Sofyan Tan-Nelly Armayanti, S.P., M.Sp.
Perubahan sistem pemilihan yang ditetapkan melalui putusan Mahkamah Konstitusi yang berbasis pada
perolehan suara telah membuat para caleg mengubah strategi. Sistem perolehan
suara terbanyak mau tidak mau membawa atmosfer kompetisi yang semakin ketat.

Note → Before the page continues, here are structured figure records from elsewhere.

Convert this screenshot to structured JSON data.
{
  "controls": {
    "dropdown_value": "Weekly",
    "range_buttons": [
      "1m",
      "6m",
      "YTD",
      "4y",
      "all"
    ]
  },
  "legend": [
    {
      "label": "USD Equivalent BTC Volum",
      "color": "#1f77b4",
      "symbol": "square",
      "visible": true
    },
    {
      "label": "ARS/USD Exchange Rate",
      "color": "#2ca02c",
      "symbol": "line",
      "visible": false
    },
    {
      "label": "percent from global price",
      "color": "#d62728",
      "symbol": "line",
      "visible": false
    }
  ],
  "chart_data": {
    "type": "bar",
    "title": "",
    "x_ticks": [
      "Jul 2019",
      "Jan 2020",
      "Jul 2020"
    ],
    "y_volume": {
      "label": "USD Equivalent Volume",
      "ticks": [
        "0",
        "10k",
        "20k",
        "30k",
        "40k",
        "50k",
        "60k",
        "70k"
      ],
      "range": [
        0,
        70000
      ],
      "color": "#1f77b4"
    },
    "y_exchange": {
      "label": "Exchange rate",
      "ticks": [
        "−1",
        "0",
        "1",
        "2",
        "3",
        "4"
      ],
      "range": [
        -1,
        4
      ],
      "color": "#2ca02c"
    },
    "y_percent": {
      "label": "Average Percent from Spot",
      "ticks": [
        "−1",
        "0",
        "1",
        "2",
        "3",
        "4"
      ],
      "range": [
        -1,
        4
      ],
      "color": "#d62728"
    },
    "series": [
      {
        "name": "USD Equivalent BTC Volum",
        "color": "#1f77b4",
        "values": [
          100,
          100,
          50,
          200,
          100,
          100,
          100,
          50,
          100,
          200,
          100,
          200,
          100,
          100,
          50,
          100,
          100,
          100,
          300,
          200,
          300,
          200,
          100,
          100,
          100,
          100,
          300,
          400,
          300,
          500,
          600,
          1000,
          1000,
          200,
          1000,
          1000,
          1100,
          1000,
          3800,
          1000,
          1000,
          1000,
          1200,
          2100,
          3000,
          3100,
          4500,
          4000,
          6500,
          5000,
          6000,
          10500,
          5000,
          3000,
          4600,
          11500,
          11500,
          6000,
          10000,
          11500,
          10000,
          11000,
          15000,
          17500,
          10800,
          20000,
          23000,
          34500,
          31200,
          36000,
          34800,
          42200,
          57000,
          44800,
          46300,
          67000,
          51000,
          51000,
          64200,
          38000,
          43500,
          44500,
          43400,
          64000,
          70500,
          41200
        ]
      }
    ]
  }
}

Tidak hanya dengan partai lawan, tetapi juga dengan rekan separtai kekuatan
figur menjadi sangat penting. Salah satu cara memperkenalkan figur tersebut melalui
berbagai atribut kampanye yang dianggap simbol reprentasi calon legislatif. Meskipun
tidak memberikan pengaruh signifikan, nyatanya baliho digunakan para caleg
untuk mencitrakan dirinya dengan menggunakan kata-kata atau gambar yang unik. Strategi
berkomunikasi untuk menyampaikan pesan dan menarik perhatian rakyat menjadi
prioritas utama bagi para juru kampanye.
Kajian implikatur dianggap
penting karena terikat konteks untuk menjelaskan maksud implisit dari tindak
tutur penuturnya. Dengan demikian praanggapan lawan tutur bermacam-macam
bergantung pada referensi dan pemahaman
konteks yang dimilikinya untuk membuat inferensi terhadap implikatur dari
seseorang penutur. Untuk memahami bentuk-bentuk bahasa yang implikatif perlu
adanya pengkajian dan analisis yang mendalam. Selain itu, dalam mengkaji dan
menganalisis memerlukan kepekaan dengan konteks yang melingkupi peristiwa
kebahasaan itu, supaya maksud terselubung di balik wacana kampanye politik
benar-benar dimengerti oleh masyarakat.
Dengan melihat secara khusus
teks-teks yang digunakan dalam wacana kampanye politik saat ini, kita dapat
membangun kesimpulan tentang kedudukan bahasa dalam kampanye tersebut.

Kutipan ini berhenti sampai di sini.